Automatic Speech Recognition Inference
The inference engine on this website allows you to test real time speech recognition inference on an ubuntu server instance with an Nvidia GPU. The model consists of 2 layers of 256 convolutional neurons, 3 layers of 512 bidirectional recurrent neurons, and a layer of time distributed dense neurons. The model was trained using Keras/Tensorflow on an Nvidia GTX 1070 GPU and deployed on a gunicorn/NGINX web server using flask in python.
I have applied to multiple jobs in data science in the pacific northwest but have so far been unsuccessful at finding somebody willing to take a chance on someone with a non-traditional background. I've heard a lot of lip service about diversity in the tech field, but my job search has shown such efforts to be few and far between. Microsoft's commitment to building accessible technologies, and diversity in the development of technologies is very much in line with my interest in building data driven intiatives for social good. I can help Microsoft build technologies to help people achieve their dreams and empower the people of the world with the data needed to make informed decisions about their life.
The initial idea for this project was to explore the possibility of building a speech recognition platform that could identify keywords in conversational speech, link them to therapeutic interventions and then conduct sentiment or emotion analysis to give real time feedback on client responses to cognitive behavioral talk therapy interventions. The project was initially built for the Nvidia Jetson Embedded Computing Platform for AI at the Edge and deployed at heyjetson.com but unfortunately, my puppy ate my Jetson. This serves as a less restricted extension of my Hey, Jetson! project, found at github.com/bricewalker/Hey-Jetson.
My goal was to build a character-level ASR system using a recurrent neural network in TensorFlow that can run inference on an Nvidia Pascal/Volta based GPU with a word error rate of <25%.
The primary dataset used is the LibriSpeech ASR corpus which includes 1000 hours of recorded speech. The final model was trained on a 960 hour subset.
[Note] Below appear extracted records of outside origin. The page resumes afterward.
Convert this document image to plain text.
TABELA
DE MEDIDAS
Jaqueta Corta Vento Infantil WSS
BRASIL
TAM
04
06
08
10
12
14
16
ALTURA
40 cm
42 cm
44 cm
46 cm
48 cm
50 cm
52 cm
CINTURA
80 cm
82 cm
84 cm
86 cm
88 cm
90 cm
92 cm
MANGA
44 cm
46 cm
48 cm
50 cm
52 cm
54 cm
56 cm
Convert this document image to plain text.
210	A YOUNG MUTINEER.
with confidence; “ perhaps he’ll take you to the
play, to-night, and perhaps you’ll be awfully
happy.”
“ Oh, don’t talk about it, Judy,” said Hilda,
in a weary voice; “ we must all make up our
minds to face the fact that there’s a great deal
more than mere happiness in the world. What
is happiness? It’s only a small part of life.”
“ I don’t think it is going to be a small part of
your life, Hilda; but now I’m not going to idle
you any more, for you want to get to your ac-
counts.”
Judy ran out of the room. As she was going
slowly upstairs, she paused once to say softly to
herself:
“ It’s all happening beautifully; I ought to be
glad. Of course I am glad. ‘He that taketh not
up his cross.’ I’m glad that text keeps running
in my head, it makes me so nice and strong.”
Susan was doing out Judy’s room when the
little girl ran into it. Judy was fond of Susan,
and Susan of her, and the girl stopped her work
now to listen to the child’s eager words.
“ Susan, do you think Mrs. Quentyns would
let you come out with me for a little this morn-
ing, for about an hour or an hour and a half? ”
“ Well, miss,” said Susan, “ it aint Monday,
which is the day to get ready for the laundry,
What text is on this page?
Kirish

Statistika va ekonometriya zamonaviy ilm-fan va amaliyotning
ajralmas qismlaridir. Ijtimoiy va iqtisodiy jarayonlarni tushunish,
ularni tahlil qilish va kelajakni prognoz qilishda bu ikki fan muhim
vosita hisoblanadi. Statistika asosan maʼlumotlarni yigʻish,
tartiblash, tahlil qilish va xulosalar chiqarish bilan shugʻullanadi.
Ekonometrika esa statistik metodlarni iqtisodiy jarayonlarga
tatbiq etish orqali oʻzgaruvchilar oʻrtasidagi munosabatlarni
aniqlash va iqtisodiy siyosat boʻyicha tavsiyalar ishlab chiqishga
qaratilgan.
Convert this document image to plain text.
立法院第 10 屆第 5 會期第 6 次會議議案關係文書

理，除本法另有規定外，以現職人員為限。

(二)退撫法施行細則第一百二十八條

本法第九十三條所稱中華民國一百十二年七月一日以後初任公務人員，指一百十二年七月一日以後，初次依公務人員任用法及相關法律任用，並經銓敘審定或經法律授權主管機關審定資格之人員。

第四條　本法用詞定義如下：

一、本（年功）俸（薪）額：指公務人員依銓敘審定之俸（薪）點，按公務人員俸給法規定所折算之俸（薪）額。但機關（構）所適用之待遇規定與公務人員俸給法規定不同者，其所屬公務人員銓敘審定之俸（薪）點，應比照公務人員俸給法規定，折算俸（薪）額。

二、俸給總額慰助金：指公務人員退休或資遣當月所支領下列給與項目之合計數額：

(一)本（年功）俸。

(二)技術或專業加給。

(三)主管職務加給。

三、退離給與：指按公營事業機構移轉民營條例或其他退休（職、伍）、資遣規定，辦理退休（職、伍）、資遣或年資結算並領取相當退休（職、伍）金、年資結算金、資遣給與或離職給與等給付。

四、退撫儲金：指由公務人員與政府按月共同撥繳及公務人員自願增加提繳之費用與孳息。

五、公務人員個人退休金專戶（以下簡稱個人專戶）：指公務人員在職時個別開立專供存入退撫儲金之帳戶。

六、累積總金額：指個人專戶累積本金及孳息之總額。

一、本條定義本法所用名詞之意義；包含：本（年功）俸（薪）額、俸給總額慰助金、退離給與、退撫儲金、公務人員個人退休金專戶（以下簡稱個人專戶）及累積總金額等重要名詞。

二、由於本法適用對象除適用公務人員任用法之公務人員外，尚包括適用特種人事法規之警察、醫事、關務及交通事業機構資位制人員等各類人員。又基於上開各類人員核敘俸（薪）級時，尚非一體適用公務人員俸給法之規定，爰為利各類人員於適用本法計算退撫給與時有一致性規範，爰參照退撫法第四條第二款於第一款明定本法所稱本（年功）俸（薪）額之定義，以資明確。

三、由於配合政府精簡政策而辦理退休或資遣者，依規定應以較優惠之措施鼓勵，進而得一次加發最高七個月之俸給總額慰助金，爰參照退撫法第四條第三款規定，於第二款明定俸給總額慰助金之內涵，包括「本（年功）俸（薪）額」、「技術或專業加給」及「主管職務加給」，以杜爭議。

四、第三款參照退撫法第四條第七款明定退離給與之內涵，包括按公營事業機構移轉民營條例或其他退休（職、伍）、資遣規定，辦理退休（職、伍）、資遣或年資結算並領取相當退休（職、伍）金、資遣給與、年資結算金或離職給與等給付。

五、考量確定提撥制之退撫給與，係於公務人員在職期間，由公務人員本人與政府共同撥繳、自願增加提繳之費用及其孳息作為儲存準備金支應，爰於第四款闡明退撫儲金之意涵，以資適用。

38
The dataset consists of 16kHz audio files between 10-15 seconds long of spoken English derived from read audiobooks from the LibriVox project. An overview of some of the difficulties of working with data such as this can be found here.
The training and production deployment server contains an Intel 7700k, overclocked to 4.8GHz with 32Gb ram clocked at 2400Hz, with an Nvidia GTX1070 clocked to 1746Mhz (1920 Pascal Cores).
Feature Extraction and Engineering
There are 3 primary methods for extracting features for speech recognition. This includes using raw audio forms, spectrograms, and mfcc's. For this project, I have created a character level sequence-to-sequence model using spectrograms. This allows me to train a model on a data set with a limited vocabulary that can generalize to more unique/rare words better. This comes at the cost of making a model that is more; computationally expensive, difficult to interpret/understand, susceptible to the problems of vanishing or exploding gradients as the sequences can be quite long.
Raw Audio Waves (pictured above)
This method uses the raw wave forms of the audio files and is a 1D vector where X = [x1, x2, x3...]
This transforms the raw audio wave forms into a 2D tensor where the first dimension corresponds to time (the horizontal axis), and the second dimension corresponds to frequency (the vertical axis) rather than amplitude. We lose a little bit of information in this conversion process as we take the log of the power of FFT. This can be written as log |FFT(X)|^2. The full transformation process is documented here.